Until recently (by recently I mean the last few weeks), it never occurred to me that my wife might require more than the sound of my belches and the smell of my post-burrito exhaust to stimulate her interest in me. Who knew?
It turns out that women in general and intelligent women in particular feel the need to continually learn and grow with time and, here’s the tricky part, they expect the men in their lives to learn and grow as well. What’s worse is that they expect their relationships to evolve into more than taking out the trash and the occasional slap and tickle; for the life of me I can’t figure out why, but they do.
For years now I’ve resented her expectation that I would learn, grow and participate in an evolving relationship. I didn’t sign up for that and nobody ever told me that was what I was supposed to do. She claims that’s she’s talked to me about it all along and, to be fair she may have; my mind tends to wander a bit when she talks about relationship stuff.
I think these unreasonable expectations are why there are so many frustrated and disappointed middle aged women.

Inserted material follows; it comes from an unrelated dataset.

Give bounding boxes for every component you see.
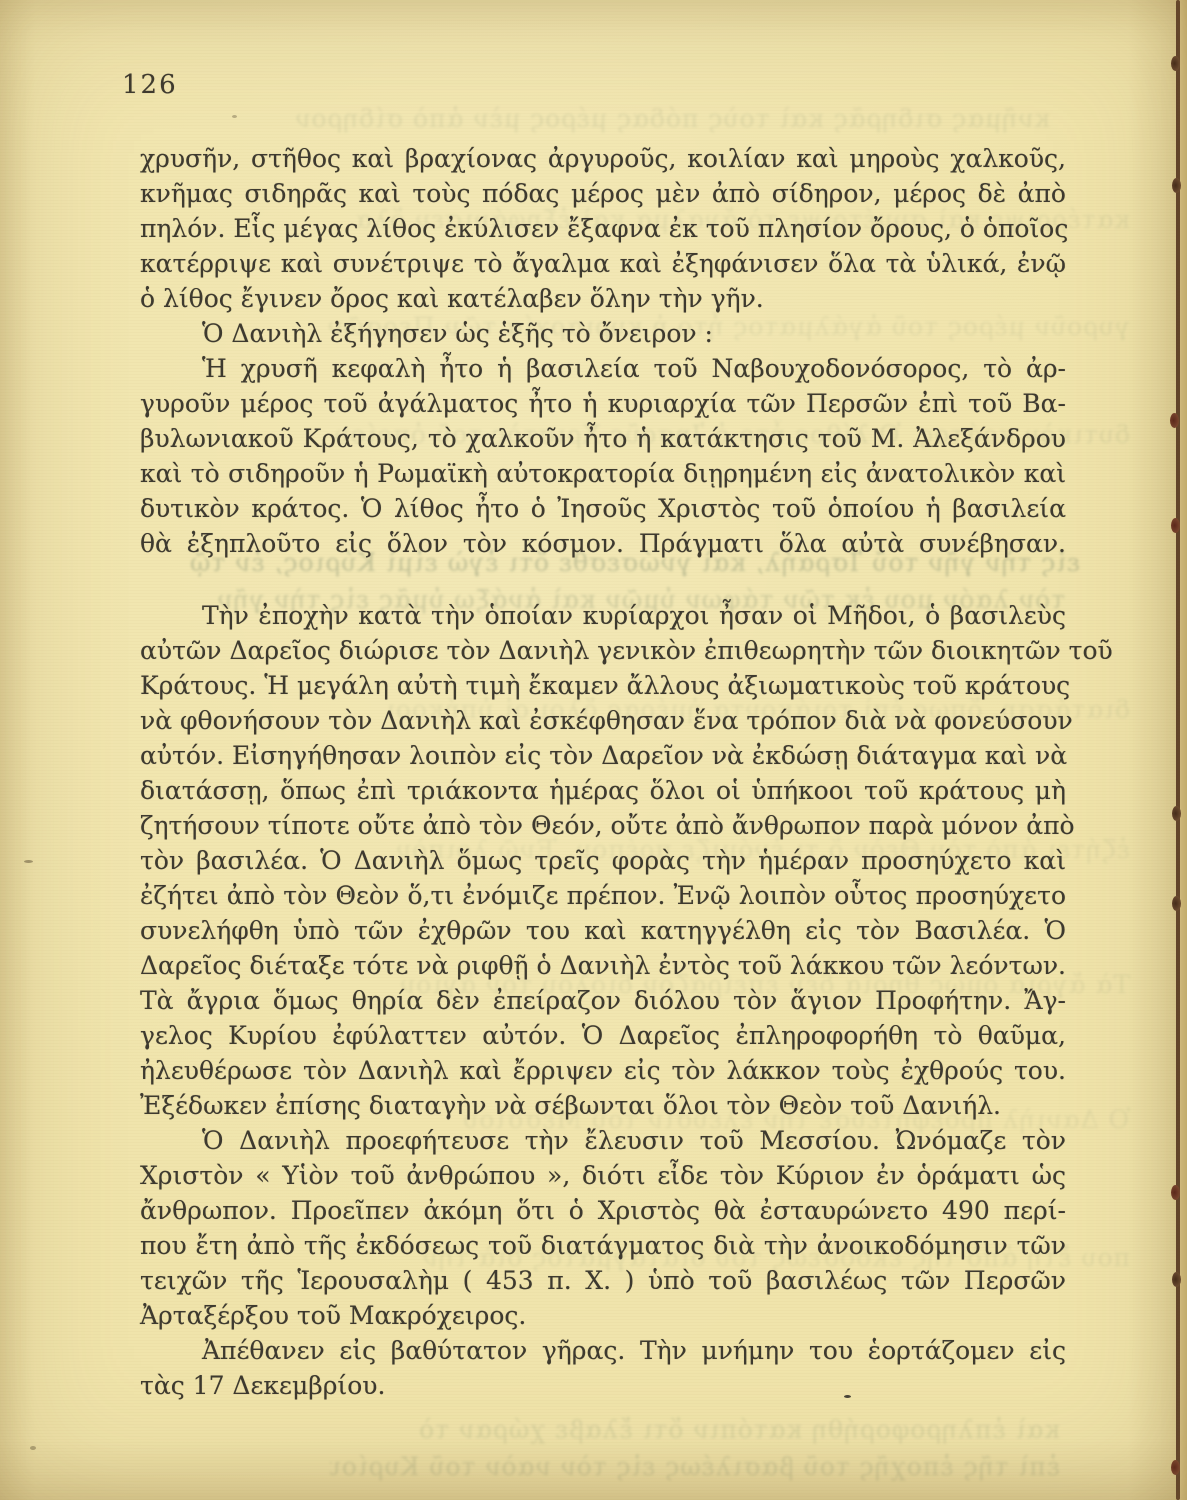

They knew we were emotional dwarfs when they married us but, in their youthful innocence, they expected that we’d grow into emotionally reliable relationship partners during the “happily ever after” phase of the marriage. Like that’s ever happened!
It’s my theory that most women are sleep deprived from their late teens until their mid-forties because mating, nesting, career building, house breaking husbands, having kids, raising kids, watching Dr. Phil and reading relationship books can be exhausting business. When the kids are grown and the distractions fade they become acutely aware that the cretin sitting on the other end of their couch is still the emotional dwarf they married all those years ago.
Don’t get me wrong, men are equally (well at least partially) at fault for this problem. I can’t speak for my gender but most guys I know work from two basic romantic philosophies; find a woman who will put up with your crap, and if it’s not broke don’t fix it. That’s it, no homework, lengthy discussions or evolution required. If she’s still there and she’s still willing to make that gravy you like, things must be OK so whatever she’s yammering on about can’t be all that important.
While women react to subtle nuances in behaviors and want to know how you feel and why you feel that way, men respond to physical urges and action verbs. That means men will open that pickle jar when you ask us to but we don’t understand why you get upset when we pass gas while opening it.
When a woman says, “We need to talk about the future of our relationship because we never share emotional intimacy; I don’t understand why you never want to just be together and do things anymore.” Her husband hears, “Blah, blah, blah … relationship …blah, blah, blah … emotional … blah, blah, blah … stop watching so much football.” He reasonably responds, “Can we talk at halftime?” She emotionally replies, “Why don’t you ever want to discuss our relationship?” then he says, “Are you making gravy later?”
After over 28 years of marriage I finally figured out that if I actually pay attention to what my wife is saying it’s not all that hard to translate what she means. Who would have thought that was possible? “We should do more things together” actually means “Let’s go snorkeling” and “We need to talk about the future of our relationship” means “Let’s discuss buying a house near the water so we can get a sailboat.” I’m not even going to tell you what “we need more intimacy” means … but it is awesome!
I really don’t know if I pay attention now because she’s more fun to live with, or if she’s more fun because I pay attention (it’s the first one) but it doesn’t matter. I enjoy participating in our relationship these days, and I’m really glad that my wife finally figured out how to have a good time. Wait … is that gravy I smell?